We are still having issues with our upper door leaking in the bottom right hand corner.  I don't think this is related.  There is flashing above this door as well.  At the time, it looked like the contractor was doing a good job but now I'm wondering if there was something missed?

Thanks.......


----------



## inspectorD (Jan 2, 2010)

Get them back there,,,if something is leaking, then yes ,something was missed.
They need to remove all the siding in the problem area and look for papered areas that overlap inside out (tuck your raincoat into your pants and tape it is the new technique), or where the weather barrier (tyvek)may be cut. 

Sometimes the water comes in from way above a leak, look at other flashed areas also.

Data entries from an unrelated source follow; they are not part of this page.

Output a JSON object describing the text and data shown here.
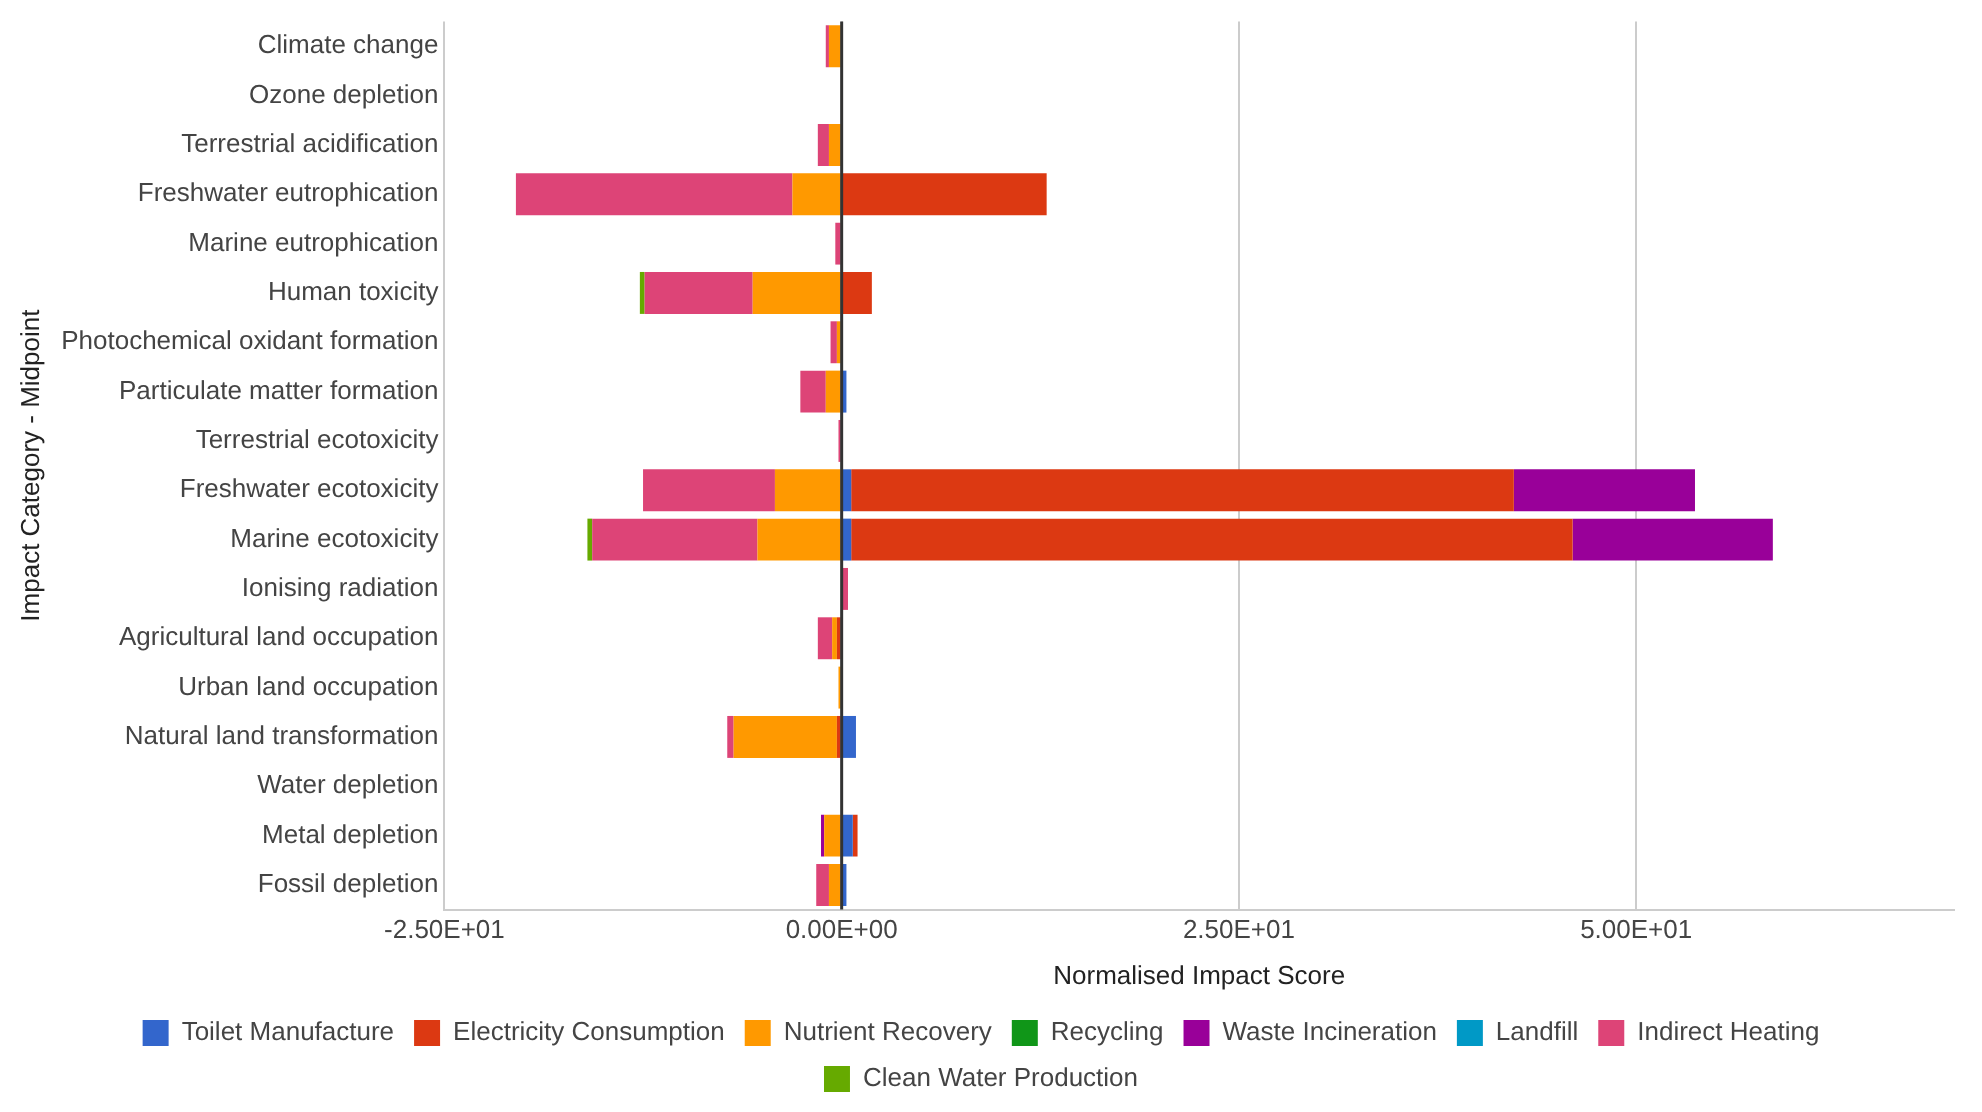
{
  "chart_data": {
    "type": "bar",
    "orientation": "horizontal",
    "stacked": true,
    "xlabel": "Normalised Impact Score",
    "ylabel": "Impact Category - Midpoint",
    "categories": [
      "Climate change",
      "Ozone depletion",
      "Terrestrial acidification",
      "Freshwater eutrophication",
      "Marine eutrophication",
      "Human toxicity",
      "Photochemical oxidant formation",
      "Particulate matter formation",
      "Terrestrial ecotoxicity",
      "Freshwater ecotoxicity",
      "Marine ecotoxicity",
      "Ionising radiation",
      "Agricultural land occupation",
      "Urban land occupation",
      "Natural land transformation",
      "Water depletion",
      "Metal depletion",
      "Fossil depletion"
    ],
    "series": [
      {
        "name": "Toilet Manufacture",
        "color": "#3366cc",
        "values": [
          null,
          null,
          null,
          null,
          null,
          null,
          null,
          0.3,
          null,
          0.6,
          0.6,
          null,
          null,
          null,
          0.9,
          null,
          0.7,
          0.3
        ]
      },
      {
        "name": "Electricity Consumption",
        "color": "#dc3912",
        "values": [
          null,
          null,
          null,
          12.9,
          null,
          1.9,
          null,
          null,
          null,
          41.7,
          45.4,
          null,
          -0.3,
          null,
          -0.3,
          null,
          0.3,
          null
        ]
      },
      {
        "name": "Nutrient Recovery",
        "color": "#ff9900",
        "values": [
          -0.8,
          null,
          -0.8,
          -3.1,
          null,
          -5.6,
          -0.3,
          -1.0,
          null,
          -4.2,
          -5.3,
          null,
          -0.3,
          -0.2,
          -6.5,
          null,
          -1.1,
          -0.8
        ]
      },
      {
        "name": "Recycling",
        "color": "#109618",
        "values": [
          null,
          null,
          null,
          null,
          null,
          null,
          null,
          null,
          null,
          null,
          null,
          null,
          null,
          null,
          null,
          null,
          null,
          null
        ]
      },
      {
        "name": "Waste Incineration",
        "color": "#990099",
        "values": [
          null,
          null,
          null,
          null,
          null,
          null,
          null,
          null,
          null,
          11.4,
          12.6,
          null,
          null,
          null,
          null,
          null,
          -0.2,
          null
        ]
      },
      {
        "name": "Landfill",
        "color": "#0099c6",
        "values": [
          null,
          null,
          null,
          null,
          null,
          null,
          null,
          null,
          null,
          null,
          null,
          null,
          null,
          null,
          null,
          null,
          null,
          null
        ]
      },
      {
        "name": "Indirect Heating",
        "color": "#dd4477",
        "values": [
          -0.2,
          null,
          -0.7,
          -17.4,
          -0.4,
          -6.8,
          -0.4,
          -1.6,
          -0.2,
          -8.3,
          -10.4,
          0.4,
          -0.9,
          null,
          -0.4,
          null,
          null,
          -0.8
        ]
      },
      {
        "name": "Clean Water Production",
        "color": "#66aa00",
        "values": [
          null,
          null,
          null,
          null,
          null,
          -0.3,
          null,
          null,
          null,
          null,
          -0.3,
          null,
          null,
          null,
          null,
          null,
          null,
          null
        ]
      }
    ],
    "xlim": [
      -25,
      70
    ],
    "xticks": [
      {
        "value": -25,
        "label": "-2.50E+01"
      },
      {
        "value": 0,
        "label": "0.00E+00"
      },
      {
        "value": 25,
        "label": "2.50E+01"
      },
      {
        "value": 50,
        "label": "5.00E+01"
      }
    ],
    "ref_lines": [
      {
        "axis": "x",
        "value": 0,
        "color": "#333333"
      }
    ],
    "grid": "x",
    "legend": "bottom"
  }
}
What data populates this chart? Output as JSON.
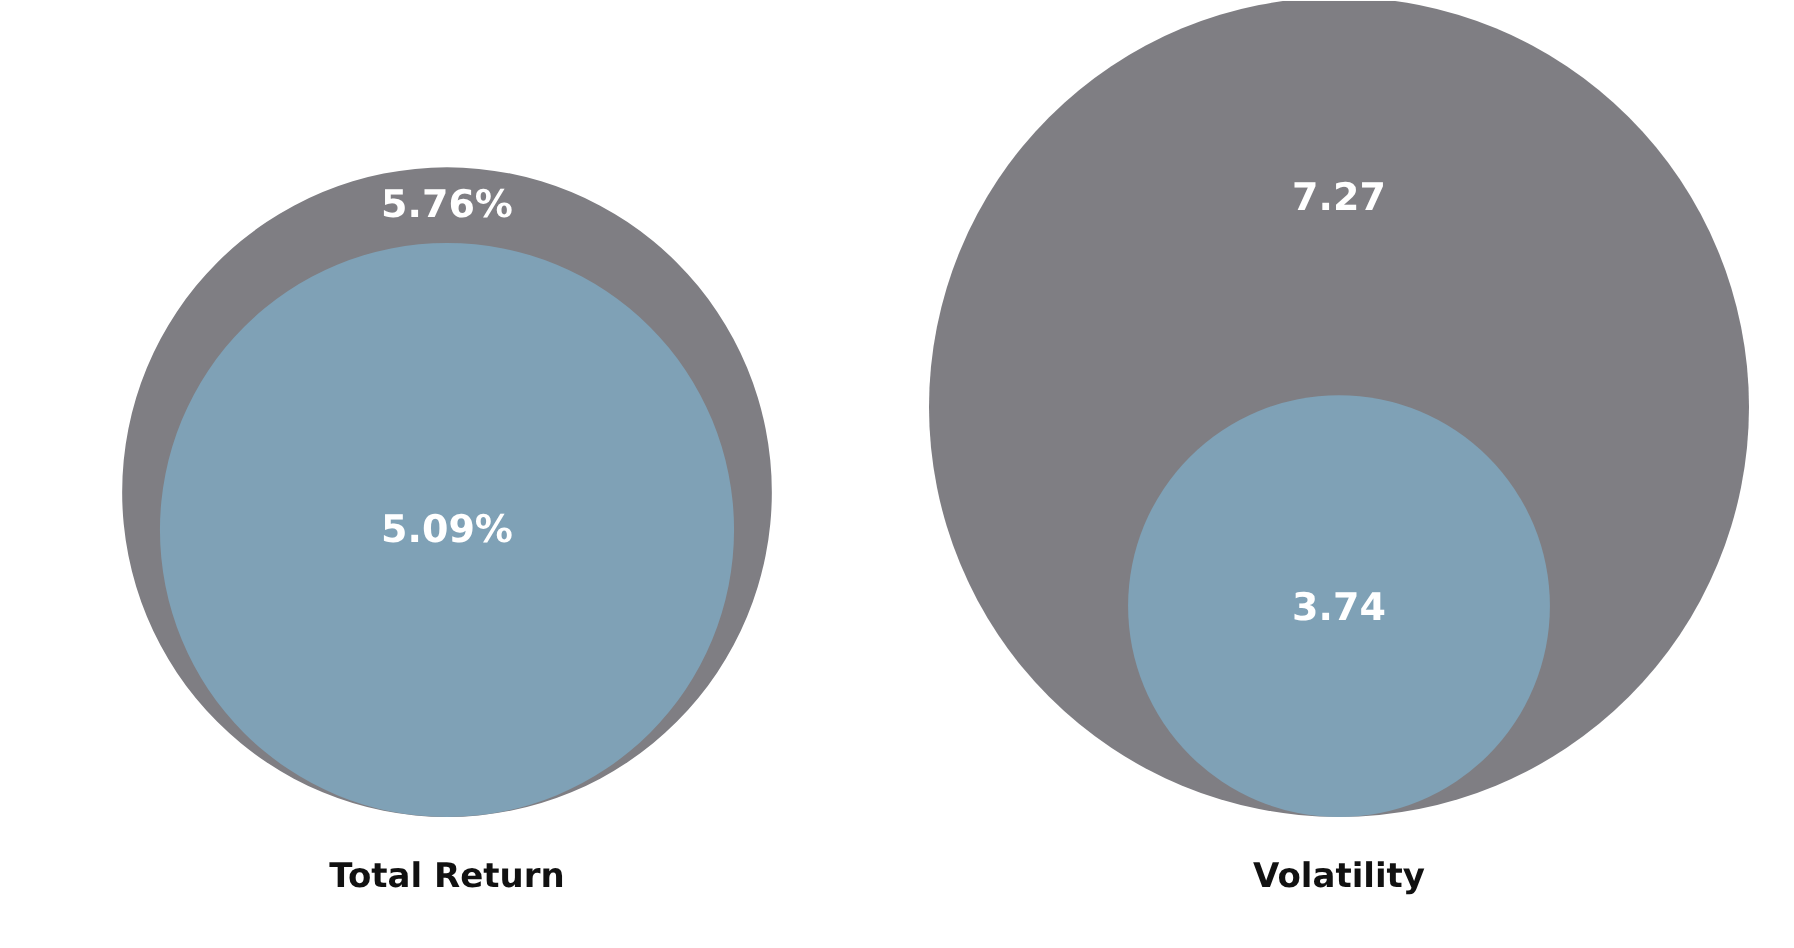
{
  "chart_data": [
    {
      "type": "other",
      "xlabel": "Total Return",
      "values": [
        5.76,
        5.09
      ],
      "value_labels": [
        "5.76%",
        "5.09%"
      ],
      "colors": [
        "#7f7e83",
        "#7fa1b6"
      ]
    },
    {
      "type": "other",
      "xlabel": "Volatility",
      "values": [
        7.27,
        3.74
      ],
      "value_labels": [
        "7.27",
        "3.74"
      ],
      "colors": [
        "#7f7e83",
        "#7fa1b6"
      ]
    }
  ]
}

www.jlconline.com can give you proper advice on areas to watch for...and teach you plenty about what should be where.


----------



## GBR (Jan 2, 2010)

I don't see in the house picture that he cut the Tyvek properly to install the head flashing. These sites are FREE: http://www.napleslumber.com/catalogs/HTyvek-81994.pdf

http://www.bostoncedar.com/pdfs/Typar_Flashing_RA_Installation.pdf

Installing and Flashing Windows Correctly - Fine Homebuilding Article

http://www.vinylsiding.org/publications/0804_VSI_2007Manual.pdf
Be safe, Gary


----------



## inspectorD (Jan 3, 2010)

I agree with GBR, and I sometimes forget that JLC charges others for articles. Hmmm the old owners never did. 
Well, follow GBR's links and never tuck your raincoat into your pants.:agree:


----------



## RBarton (Jan 3, 2010)

The flashing was cut to go under the Tyvek.  We installed pressure treated lumber on top as we were putting "Smart Trim" on top of the wood.


----------



## RBarton (Jan 4, 2010)

Our siding guy was speaking to another siding company today and he thinks it may be coming in through the vent and apparently these are no longer used?  

Does anyone have any experience with this type of issue?

Thanks!


----------



## inspectorD (Jan 5, 2010)

The details are in the flashing, if any flashing fails..it will leak. The vent could be the issue, pour some water on the area and see what works.


----------